6. Check the references
Every home builder has strengths and weaknesses, and their references are in the best position to tell you what these are. Even if you love the community or the location, the floor plan or the beautiful model, you must talk to references!
Contact past customers to find out how satisfied they are with their new home. Ask if the home was completed on budget and on time, what the builder was like to work with (easy to talk with, understanding, helpful), and about the company’s after-sales service.
Check List here: http://www.chba.ca/uploads/reference_check.pdf
7. It’s not simply about price
When you are searching for new home builders, make sure you know what you are comparing. From materials to energy efficiency. There are many contributing factors that can cause a home to be priced higher or lower originally.
Also, the cost of a home includes not only a listed price. It includes various carrying costs, taxes and interest, annual energy use, maintenance, etc. It may only cost $20 per month more for your home mortgage, but if it may save you $50 per month in energy costs. So, make sure you compare “Apples to Apples”.
8. Building a home is not like buying a car or a television
Having a home built is more like recruiting an artist to paint a portrait. Just like five different artists could be hired to paint the same person, and you would get five similar but not identical pictures, five different builders will build five similar but not identical homes from the same blueprints!
Finding and choosing the right custom home builder for your project may be difficult and possibly awkward at times but you are embarking the biggest purchase of your life, so you need to be confident in your decision. Do your homework and understand the process and you will reap the rewards with a beautiful home built to your specifications.
9. Nothing is free
Not plans, not accurate estimates, not an extra nail, not even a builder’s time. Expect to pay for such things.
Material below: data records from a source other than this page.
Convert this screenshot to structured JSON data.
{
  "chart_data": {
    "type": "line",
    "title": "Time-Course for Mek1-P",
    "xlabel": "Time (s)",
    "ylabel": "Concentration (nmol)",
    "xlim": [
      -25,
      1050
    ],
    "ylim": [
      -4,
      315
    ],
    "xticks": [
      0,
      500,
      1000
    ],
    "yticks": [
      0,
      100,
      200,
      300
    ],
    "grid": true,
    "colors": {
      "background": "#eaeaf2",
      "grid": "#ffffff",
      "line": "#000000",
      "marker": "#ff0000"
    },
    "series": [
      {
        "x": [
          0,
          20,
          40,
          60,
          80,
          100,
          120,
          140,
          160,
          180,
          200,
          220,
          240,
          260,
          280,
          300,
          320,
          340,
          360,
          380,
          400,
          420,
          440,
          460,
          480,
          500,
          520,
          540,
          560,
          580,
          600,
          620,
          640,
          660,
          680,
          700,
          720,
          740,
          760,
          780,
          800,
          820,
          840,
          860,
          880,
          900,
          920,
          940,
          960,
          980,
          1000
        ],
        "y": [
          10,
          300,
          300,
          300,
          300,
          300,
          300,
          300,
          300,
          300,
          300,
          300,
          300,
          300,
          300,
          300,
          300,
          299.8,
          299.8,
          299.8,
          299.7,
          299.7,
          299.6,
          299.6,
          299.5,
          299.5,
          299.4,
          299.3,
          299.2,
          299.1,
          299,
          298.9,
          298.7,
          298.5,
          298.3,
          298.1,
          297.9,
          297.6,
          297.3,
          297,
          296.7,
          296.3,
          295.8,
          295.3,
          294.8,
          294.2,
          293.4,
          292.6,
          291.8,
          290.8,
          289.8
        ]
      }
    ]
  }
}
Realize that while you are evaluating builders, the builders are also evaluating you. Not all builders are the same, nor are all clients alike, and builders are looking for clients that fit well with their business strengths.
If you keep some of these factors in mind while comparing home builders in the Southern Ontario, it will make it easier to narrow down your choices and find the right home for you and your family.
10 Red flags
The following are some red flags to keep your eye out for when hiring a custom home builder. If any of these situations arise, they are worth looking into immediately:
- The builder requires a large initial down payments or deposits before the commencement of work.
- There is no written contract or a poorly written contract.
- The stated price is too good to be true and is significantly lower than other received bids.
- The builder will not provide a complete estimate.
- There is a heavy reliance on allowances for the final bid.
- High-pressure sales tactics are employed.
- Lack of insurance.
- The builder says your home will be used for marketing purposes so you will be given a special low rate.
- No references are furnished or are unable be verified.
- The builder is unwilling to provide evidence of Insurance for General Liability or Workers Compensation.
- The builder offers a lump sum or very general estimate lacking detail.